We are working with US managers interested in the European opportunity and helping them develop and implement the best market entry approaches for their ETF business.
JE: Do US providers know a lot about the European market already, or are there usually things you have to teach them?
Knowles: Europe is a very different market to the US. There are multiple jurisdictions, rules and languages and ETF usage differs by country. We have ETF liquidity fragmented across many stock exchanges, no reg. NMS equivalent and as of now no consolidated tape. There are fundamental differences between the two markets.
These differences are sometimes perceived as significant barriers to entry. However, with the correct expertise, we believe these challenges can be quite easily addressed and overcome.
JE: What does a candidate have to do at an interview to impress you?
Knowles: Energy is the first thing you really notice that differentiates people. You can really sense that across the table – and the lack of it sometimes. It’s very important for people to have done their homework, and show they understand the opportunities and challenges the company faces and be able to articulate how they can add value over the next candidate.
Back when I first joined the industry, there were few opportunities as the ETF business was just growing, but an ETF role is no longer limited to an issuer; we have a whole ecosystem looking for talent. If someone ultimately wants to join an issuer, they might have to take a couple of steps to get there. They could work in an in an ETF-related role, at say a service provider, for example, or maybe an index or market data provider and spend a few years doing that. That will give them the experience in the industry and the skills ETF issuers are looking for.
JE: What advice would you give to younger candidates working within the wider finance or investment industry who want to learn more about ETFs or even make the switch?

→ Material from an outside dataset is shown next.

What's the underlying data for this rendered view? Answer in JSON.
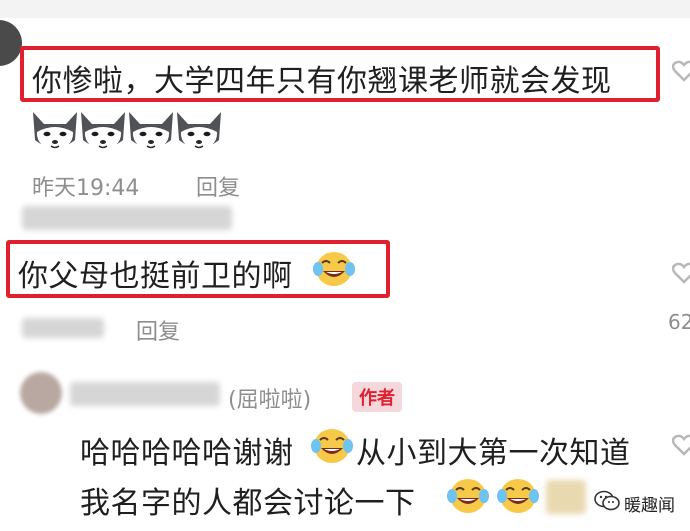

Knowles: Those looking to start out in the industry should know that it’s a pretty small, friendly and well-connected place. A lot of people know each other, and are passionate about their work. People I don’t know have reached out to me on LinkedIn and asked for advice or to meet for a coffee. It’s not always possible, but I’ve done it a number of times. I know others in the industry do the same. It’s a good idea to express your interest. You will be surprised by how willing others are to share what they know. At the end of the day the ETF industry is where it is because of great people and a whole load of great people will be needed to support its future growth.